Back in those halcyon days, worming was something of an acrobatic dance move in which you dropped to your chest and rolled your body across the dance floor, propelling yourself forwards and backwards in the style of – yes, you guessed it – a worm. Admittedly, as more of a sidestep shuffle kind of dancer; Japanzine wasn’t particularly accomplished as a wormer. And, thanks to a naturally poor hand-eye coordination and the copious amounts of high-strength Belgian lager we had to imbibe to adequately loosen our inhibitions, worming often resulted in a chin being cracked on the ground and hands being ripped to shreds due to the shards of glass littering the floors of the less than salubrious clubs in which Japanzine used to plough its furrow.
However, mention worming to your average Japanese high schooler and some very different injuries will spring to their mind’s eye. Indeed, if you ask a young female Japanese (particularly a student if you happen to be an ALT) if they want to see you worming, expect a worrying look at the least, a trip to a prison’s beast wing at worst.
Worming, you see, is a craze that has swept Japanese high schools and, rather than Japanzine’s dance move which was a (frankly pathetic) peacockish attempt to attract a mate, this type of worming is something to be done once you’ve actually conned another human into intimacy. But what is it you ask? For those of you with a delicate stomach or a nervous disposition, it’s time to look away now.

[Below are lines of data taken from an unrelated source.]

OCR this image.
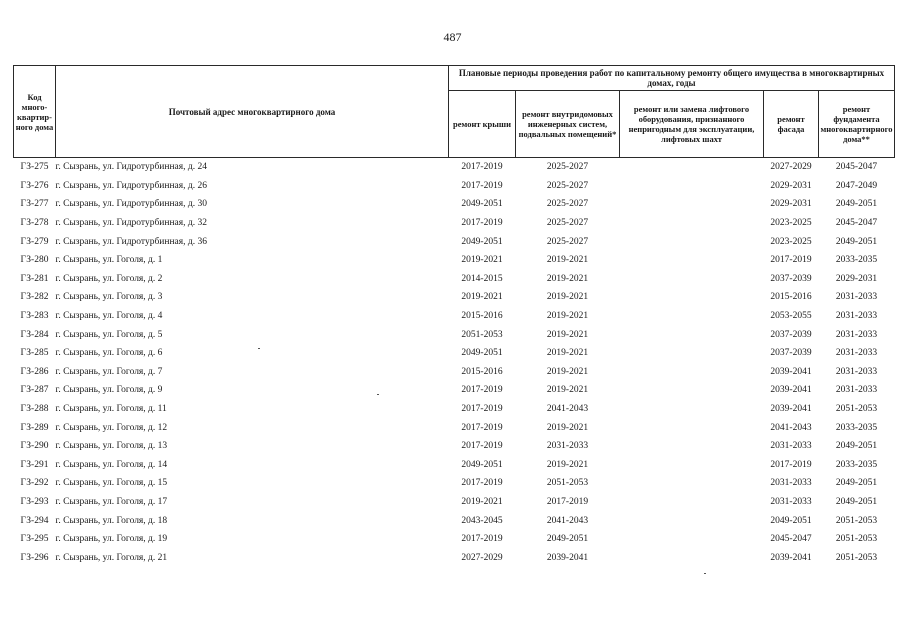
487
Код много-квартир-ного дома	Почтовый адрес многоквартирного дома	Плановые периоды проведения работ по капитальному ремонту общего имущества в многоквартирных домах, годы				
		ремонт крыши	ремонт внутридомовых инженерных систем, подвальных помещений*	ремонт или замена лифтового оборудования, признанного непригодным для эксплуатации, лифтовых шахт	ремонт фасада	ремонт фундамента многоквартирного дома**
ГЗ-275	г. Сызрань, ул. Гидротурбинная, д. 24	2017-2019	2025-2027		2027-2029	2045-2047
ГЗ-276	г. Сызрань, ул. Гидротурбинная, д. 26	2017-2019	2025-2027		2029-2031	2047-2049
ГЗ-277	г. Сызрань, ул. Гидротурбинная, д. 30	2049-2051	2025-2027		2029-2031	2049-2051
ГЗ-278	г. Сызрань, ул. Гидротурбинная, д. 32	2017-2019	2025-2027		2023-2025	2045-2047
ГЗ-279	г. Сызрань, ул. Гидротурбинная, д. 36	2049-2051	2025-2027		2023-2025	2049-2051
ГЗ-280	г. Сызрань, ул. Гоголя, д. 1	2019-2021	2019-2021		2017-2019	2033-2035
ГЗ-281	г. Сызрань, ул. Гоголя, д. 2	2014-2015	2019-2021		2037-2039	2029-2031
ГЗ-282	г. Сызрань, ул. Гоголя, д. 3	2019-2021	2019-2021		2015-2016	2031-2033
ГЗ-283	г. Сызрань, ул. Гоголя, д. 4	2015-2016	2019-2021		2053-2055	2031-2033
ГЗ-284	г. Сызрань, ул. Гоголя, д. 5	2051-2053	2019-2021		2037-2039	2031-2033
ГЗ-285	г. Сызрань, ул. Гоголя, д. 6	2049-2051	2019-2021		2037-2039	2031-2033
ГЗ-286	г. Сызрань, ул. Гоголя, д. 7	2015-2016	2019-2021		2039-2041	2031-2033
ГЗ-287	г. Сызрань, ул. Гоголя, д. 9	2017-2019	2019-2021		2039-2041	2031-2033
ГЗ-288	г. Сызрань, ул. Гоголя, д. 11	2017-2019	2041-2043		2039-2041	2051-2053
ГЗ-289	г. Сызрань, ул. Гоголя, д. 12	2017-2019	2019-2021		2041-2043	2033-2035
ГЗ-290	г. Сызрань, ул. Гоголя, д. 13	2017-2019	2031-2033		2031-2033	2049-2051
ГЗ-291	г. Сызрань, ул. Гоголя, д. 14	2049-2051	2019-2021		2017-2019	2033-2035
ГЗ-292	г. Сызрань, ул. Гоголя, д. 15	2017-2019	2051-2053		2031-2033	2049-2051
ГЗ-293	г. Сызрань, ул. Гоголя, д. 17	2019-2021	2017-2019		2031-2033	2049-2051
ГЗ-294	г. Сызрань, ул. Гоголя, д. 18	2043-2045	2041-2043		2049-2051	2051-2053
ГЗ-295	г. Сызрань, ул. Гоголя, д. 19	2017-2019	2049-2051		2045-2047	2051-2053
ГЗ-296	г. Сызрань, ул. Гоголя, д. 21	2027-2029	2039-2041		2039-2041	2051-2053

Worming, or oculolinctus as it is more scientifically termed, is the act of sweeping one’s tongue across your partner’s cornea for sexual titillation. That’s right, licking someone’s eye to get your rocks off. If you are currently cringing at the thought of having someone jab their tongue into one of your peepers, then you have obviously never given it a go.
“My boyfriend started licking my eyeballs years ago and I just loved it,” a student explained to The Huffington Post. “I just love it because it turns me on… It makes me feel all tingly.”

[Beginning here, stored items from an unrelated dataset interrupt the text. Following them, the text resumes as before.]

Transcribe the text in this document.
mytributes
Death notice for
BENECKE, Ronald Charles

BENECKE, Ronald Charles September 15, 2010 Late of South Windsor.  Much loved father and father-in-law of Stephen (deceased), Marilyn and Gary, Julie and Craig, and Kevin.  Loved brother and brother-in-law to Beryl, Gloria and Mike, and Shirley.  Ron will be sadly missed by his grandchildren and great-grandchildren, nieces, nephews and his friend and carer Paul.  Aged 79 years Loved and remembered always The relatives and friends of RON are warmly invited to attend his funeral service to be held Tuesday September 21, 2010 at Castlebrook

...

You see, the cornea is perhaps the most sensitive part of the body (excluding the more obvious, often-censored areas, of course). It has to be in order to detect the tiny fragments of dirt and crap that gets caught in our eyes and, like over-zealous onanism, could lead to blindness. This means that having your eyeball licked is, quite frankly, some of the most fun you can have with your clothes on, making it the ideal next step for young lovers tired of snogging, but too coy to whip out their still-developing bits and pieces for each other.
There are of course many opinions on from where the fetish blossomed, the most plausible being a video for , or perhaps the over zealous tonguing in Japanese pornography. But, no matter its origins, worming has unleashed a tidal wave of conjunctivitis and other nasty eye diseases across Japanese adolescence. Because of course, if you huddle away with your loved one in a quiet corner of a classroom at lunch time, fresh from polishing off your bento, the likelihood is that as you sweep your tongue across your paramour’s eye, you are leaving all manner of unhygienic matter and disgusting bacteria on their cornea.

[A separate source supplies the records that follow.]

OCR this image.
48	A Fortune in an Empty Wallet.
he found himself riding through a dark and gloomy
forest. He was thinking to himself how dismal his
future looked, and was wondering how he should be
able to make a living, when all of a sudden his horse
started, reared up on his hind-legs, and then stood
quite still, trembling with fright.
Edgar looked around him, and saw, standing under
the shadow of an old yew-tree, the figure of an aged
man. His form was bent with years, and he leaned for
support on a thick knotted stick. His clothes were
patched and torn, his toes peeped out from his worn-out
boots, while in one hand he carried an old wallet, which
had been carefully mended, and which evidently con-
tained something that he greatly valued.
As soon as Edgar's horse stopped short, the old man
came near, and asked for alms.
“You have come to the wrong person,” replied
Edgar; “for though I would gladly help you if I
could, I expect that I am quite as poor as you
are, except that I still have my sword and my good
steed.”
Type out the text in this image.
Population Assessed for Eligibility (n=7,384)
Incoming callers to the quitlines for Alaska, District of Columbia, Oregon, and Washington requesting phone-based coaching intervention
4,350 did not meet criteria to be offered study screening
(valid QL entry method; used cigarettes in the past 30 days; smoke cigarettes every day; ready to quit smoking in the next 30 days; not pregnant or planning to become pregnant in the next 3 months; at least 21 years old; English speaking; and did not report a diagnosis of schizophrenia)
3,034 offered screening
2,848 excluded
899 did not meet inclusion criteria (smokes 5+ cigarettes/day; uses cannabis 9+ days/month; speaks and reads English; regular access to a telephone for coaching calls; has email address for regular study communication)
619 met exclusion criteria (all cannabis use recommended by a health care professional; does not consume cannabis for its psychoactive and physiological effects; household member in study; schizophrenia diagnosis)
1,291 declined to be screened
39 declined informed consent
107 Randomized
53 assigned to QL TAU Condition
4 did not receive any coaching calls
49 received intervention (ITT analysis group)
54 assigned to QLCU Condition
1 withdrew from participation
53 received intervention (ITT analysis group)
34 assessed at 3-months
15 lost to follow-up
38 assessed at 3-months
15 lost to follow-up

And so, as you stand in your classroom, or walk through town, and see the young girls with their solitary eye patches, you can be pretty sure that (assuming it’s not a result of a botched homemade double eye lid surgery) those are white badges of promiscuity they are displaying.
But now the news is out there, the truth is unleashed, you can be assured that those same girls will now be sharing some particularly uncomfortable conversations with their parents as they come home from the pharmacy looking like an extra from Pirates of the Caribbean. Mind you, as embarrassing as that is, getting the eye clap is still not a patch on having to explain Japanzine’s bruised chin and lacerated hands at work on Monday mornings after our own, equally dangerous, yet infinitely less successful, attempts at worming all those years ago.